Verses 8-9 bring us to the heart of this text and Paul’s argument. In the Galatian churches the essence of the gospel was at stake. Paul affirms with powerful words that the gospel is not to be trifled with or changed. It needs no updates, adjustments or improvements. Observe that in verse 8, Paul puts himself and the angels of heaven under the authority of the unchanging message of the gospel. The “if” clause in this verse employs ean with the subjunctive. This would suggest a very hypothetical perspective. Thus, it would be very “iffy” and unlikely. Paul goes on to write that if we (including himself) or an angel from heaven should preach a gospel contrary or “differently” (par’), let him be accursed (anathema). This strong term means “devoted to God for destruction.” Interestingly, in verse 9, Paul repeats the same strong admonition. However, he does so with a different conditional construction. Here, his use of ei and the indicative communicates a condition less “iffy” than in the preceding verse. Thus, the idea conveyed is that if any preaches a contrary gospel (and indeed the Judaizer is), let him be accursed.

In verse 10, we find Paul making a powerful assertion. Apparently, the Judaizers had charged him with making the gospel too “easy” and being a man-pleaser. Paul responds with the assertion that man-pleasing and Christ-serving are mutually exclusive.
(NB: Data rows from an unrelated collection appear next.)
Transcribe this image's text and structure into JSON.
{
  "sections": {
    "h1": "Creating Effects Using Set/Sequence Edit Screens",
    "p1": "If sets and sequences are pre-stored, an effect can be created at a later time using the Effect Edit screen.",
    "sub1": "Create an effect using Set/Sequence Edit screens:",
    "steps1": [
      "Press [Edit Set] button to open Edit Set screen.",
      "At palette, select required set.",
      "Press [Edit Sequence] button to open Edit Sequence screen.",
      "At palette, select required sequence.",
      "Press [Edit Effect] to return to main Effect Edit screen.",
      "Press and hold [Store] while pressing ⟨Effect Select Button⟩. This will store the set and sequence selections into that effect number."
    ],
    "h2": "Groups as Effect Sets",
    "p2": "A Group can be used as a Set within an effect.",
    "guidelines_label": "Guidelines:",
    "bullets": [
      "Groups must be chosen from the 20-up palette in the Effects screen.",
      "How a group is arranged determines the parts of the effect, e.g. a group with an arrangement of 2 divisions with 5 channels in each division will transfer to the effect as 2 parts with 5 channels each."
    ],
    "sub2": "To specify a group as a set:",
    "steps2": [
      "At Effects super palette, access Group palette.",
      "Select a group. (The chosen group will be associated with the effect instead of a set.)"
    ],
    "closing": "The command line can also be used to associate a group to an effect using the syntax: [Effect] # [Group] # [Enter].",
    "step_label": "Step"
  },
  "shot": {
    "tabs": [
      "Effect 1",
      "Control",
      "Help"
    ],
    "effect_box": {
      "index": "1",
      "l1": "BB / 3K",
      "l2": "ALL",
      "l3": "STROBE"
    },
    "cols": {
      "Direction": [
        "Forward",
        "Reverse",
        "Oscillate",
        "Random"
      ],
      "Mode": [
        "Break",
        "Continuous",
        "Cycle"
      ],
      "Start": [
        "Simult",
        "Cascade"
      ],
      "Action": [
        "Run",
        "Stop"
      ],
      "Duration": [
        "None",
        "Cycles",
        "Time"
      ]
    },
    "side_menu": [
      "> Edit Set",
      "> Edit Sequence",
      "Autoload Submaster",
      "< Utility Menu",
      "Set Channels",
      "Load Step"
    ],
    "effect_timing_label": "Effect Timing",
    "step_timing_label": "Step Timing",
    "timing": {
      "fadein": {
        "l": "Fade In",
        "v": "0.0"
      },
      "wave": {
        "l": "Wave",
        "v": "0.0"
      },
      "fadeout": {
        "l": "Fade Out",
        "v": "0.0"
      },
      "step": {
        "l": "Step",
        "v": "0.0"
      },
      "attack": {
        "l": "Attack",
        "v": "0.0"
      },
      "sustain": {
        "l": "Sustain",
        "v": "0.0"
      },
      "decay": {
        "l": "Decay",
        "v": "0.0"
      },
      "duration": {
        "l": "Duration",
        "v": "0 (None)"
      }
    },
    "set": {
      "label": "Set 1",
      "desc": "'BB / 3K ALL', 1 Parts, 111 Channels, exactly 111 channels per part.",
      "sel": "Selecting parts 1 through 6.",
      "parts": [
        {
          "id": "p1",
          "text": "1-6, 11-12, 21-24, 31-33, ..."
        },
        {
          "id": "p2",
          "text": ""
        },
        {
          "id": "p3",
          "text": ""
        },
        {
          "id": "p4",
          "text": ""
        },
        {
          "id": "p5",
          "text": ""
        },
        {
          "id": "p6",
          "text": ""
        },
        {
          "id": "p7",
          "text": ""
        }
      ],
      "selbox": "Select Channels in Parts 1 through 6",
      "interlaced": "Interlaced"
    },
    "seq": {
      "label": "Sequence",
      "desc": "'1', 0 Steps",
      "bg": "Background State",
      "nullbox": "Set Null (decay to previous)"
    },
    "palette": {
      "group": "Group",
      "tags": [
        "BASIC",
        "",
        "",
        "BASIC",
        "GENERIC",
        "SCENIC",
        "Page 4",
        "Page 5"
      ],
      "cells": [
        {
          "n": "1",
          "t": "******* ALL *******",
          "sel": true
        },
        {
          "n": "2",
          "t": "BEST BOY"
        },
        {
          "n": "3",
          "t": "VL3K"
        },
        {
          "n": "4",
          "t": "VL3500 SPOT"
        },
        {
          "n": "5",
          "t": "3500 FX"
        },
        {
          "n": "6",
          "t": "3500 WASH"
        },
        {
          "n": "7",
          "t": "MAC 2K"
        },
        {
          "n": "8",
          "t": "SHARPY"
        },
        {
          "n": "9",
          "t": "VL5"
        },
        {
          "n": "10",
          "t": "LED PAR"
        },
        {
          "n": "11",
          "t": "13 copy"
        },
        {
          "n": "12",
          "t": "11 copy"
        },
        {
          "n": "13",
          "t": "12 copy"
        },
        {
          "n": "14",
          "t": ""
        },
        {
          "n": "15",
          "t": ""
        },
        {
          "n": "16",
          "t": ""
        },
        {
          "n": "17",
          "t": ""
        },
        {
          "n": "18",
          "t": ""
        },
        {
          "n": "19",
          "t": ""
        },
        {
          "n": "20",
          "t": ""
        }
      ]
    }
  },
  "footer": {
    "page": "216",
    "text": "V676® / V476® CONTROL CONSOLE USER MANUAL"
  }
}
  1. Let the Structure of the Text Drive the Structure of the Sermon

A resulting structure for the sermon might look like this:

  1. Paul expresses his astonishment (6)
  2. Paul offers an assessment of the situation (7)
  3. Paul affirms the absolute uniqueness of the gospel of Christ (8-9)
  4. Paul asserts his status as Christ’s servant and defender of the one true gospel

Application emphases from this text might include:

  1. Assess your loyalty to the gospel of Christ.
  2. Affirm your confidence in the gospel of Christ.
  3. Align your ambition with the gospel of Christ.